1)      Never settle for second best
Your employer would never settle for you putting off an important work project or task, so why would you consider the same with your own professional development? More often than not aims and tasks that come out of even the best self appraisal are left in a drawer to gather dust – do not allow this to happen.

Get an image of Gekko in your head when you think about what it is you want to achieve with your PDP aims and goals – could you imagine him losing sight of its value and putting it off till after lunch? No way!

Why? Well first off lunch is for wimps (Im sorry, it had to get in here somewhere) but secondly you are responsible for your own development and how it is managed.  Love or hate him, at least Douglas’ character was very clear about not letting things distract from getting results. Get that mindset in your approach to your own professional development and you will be on to a winner.
2)      Some profit is better than a loss
There is  a moment in the movie when he remarks along the lines that he had to settle for only making $10 million rather than $70 million – he is agitated at such a low profit margin but takes comfort in the thought that he at least made something from a deal, so the day has made some sort of profit for the greedy so and so.

It is unlikely we will ever be in a position to have such returns from a days work, whether they be in actual financial rewards we obtain for ourselves/our employers, or some sort of intrinsic reward achieved. But what about aiming to get just 1% from your day?
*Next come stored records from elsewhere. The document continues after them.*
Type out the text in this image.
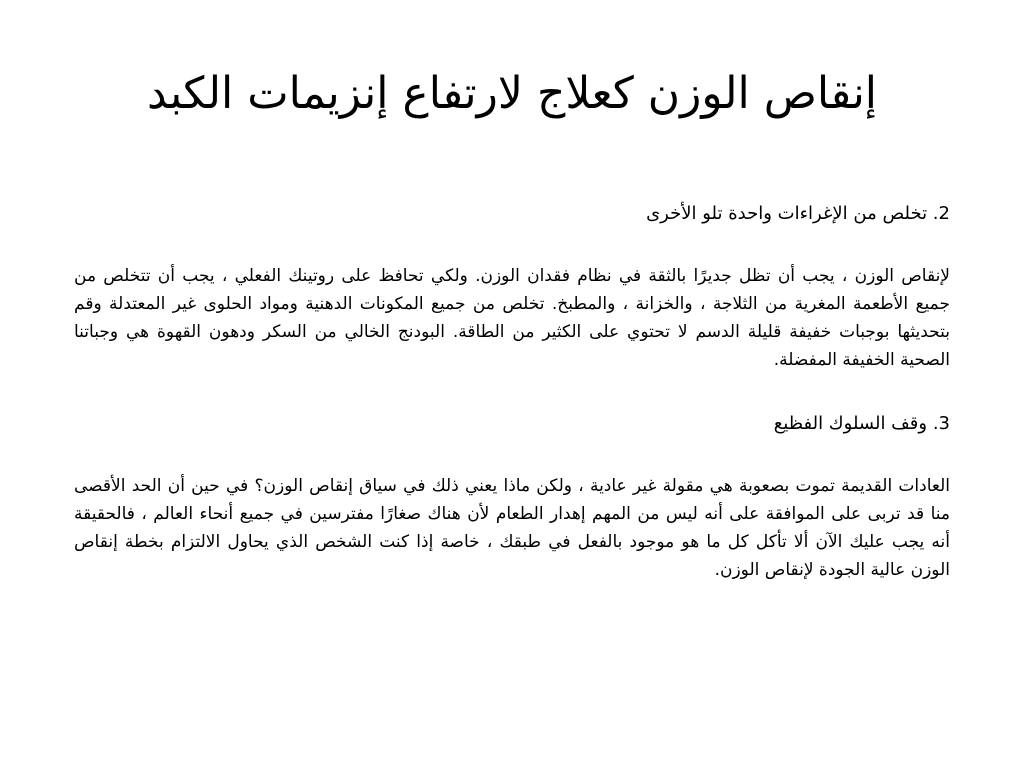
إنقاص الوزن كعلاج لارتفاع إنزيمات الكبد

2. تخلص من الإغراءات واحدة تلو الأخرى

لإنقاص الوزن ، يجب أن تظل جديرًا بالثقة في نظام فقدان الوزن. ولكي تحافظ على روتينك الفعلي ، يجب أن تتخلص من جميع الأطعمة المغرية من الثلاجة ، والخزانة ، والمطبخ. تخلص من جميع المكونات الدهنية ومواد الحلوى غير المعتدلة وقم بتحديثها بوجبات خفيفة قليلة الدسم لا تحتوي على الكثير من الطاقة. البودنج الخالي من السكر ودهون القهوة هي وجباتنا الصحية الخفيفة المفضلة.

3. وقف السلوك الفظيع

العادات القديمة تموت بصعوبة هي مقولة غير عادية ، ولكن ماذا يعني ذلك في سياق إنقاص الوزن؟ في حين أن الحد الأقصى منا قد تربى على الموافقة على أنه ليس من المهم إهدار الطعام لأن هناك صغارًا مفترسين في جميع أنحاء العالم ، فالحقيقة أنه يجب عليك الآن ألا تأكل كل ما هو موجود بالفعل في طبقك ، خاصة إذا كنت الشخص الذي يحاول الالتزام بخطة إنقاص الوزن عالية الجودة لإنقاص الوزن.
Tony Hsieh talks about how Zappos aim to get just one suggestion of an improvement to their staff handbooks, as it is some form of progress. Gary Veynerchuk suggests “anything is better than zero” – so you might not be able to get light speed progress but what sort of difference would it make to you goals on your CPD if you were able to make an improvement of 1% each day, every day?

3)      Information will keep you afloat
In some ways this is what finally meant Gordon was done for, using illegal means to get an inside track on how he could leverage his investments to his best advantage. We don’t want you doing anything illegal but you do need to start thinking about information and where you get it, namely feedback.

Learning to self appraise your own performance on a regular basis and take action is important but we always need to be on the watch for when we might be becoming  less robust in how we look at our own performance in any given task. With this in mind try to bounce around ideas with your network, peers or mentors. It shows a bit of humility in that you accept that you do not have all the answers and would benefit from other expertise, as well as providing a fresh source of ideas.

And who does not like being asked to approached as being as a respected opinion that you want to ask for help? It is a compliment to those you approach and helps get some 20:20 vision – you might need to be more easier on yourself and the standard you set, or maybe you are coasting when you should be getting energised in some form or another. Either way a second opinion can benefit this and help you refine future appraisal of your performance.

If you are thinking that this sounds like a lot of work I would have to redirect you to point 1 – would Gordon Gekko settle for anything less? Jesus just look at the hair this guy rocks, he really does think he is worth it!

Make sense? Sounds like a poor choice of role model? If you have a better one I would love to hear it – for all his faults I think that drive when applied to this area could have real benefits.

Money never sleeps – so can your professional development afford to?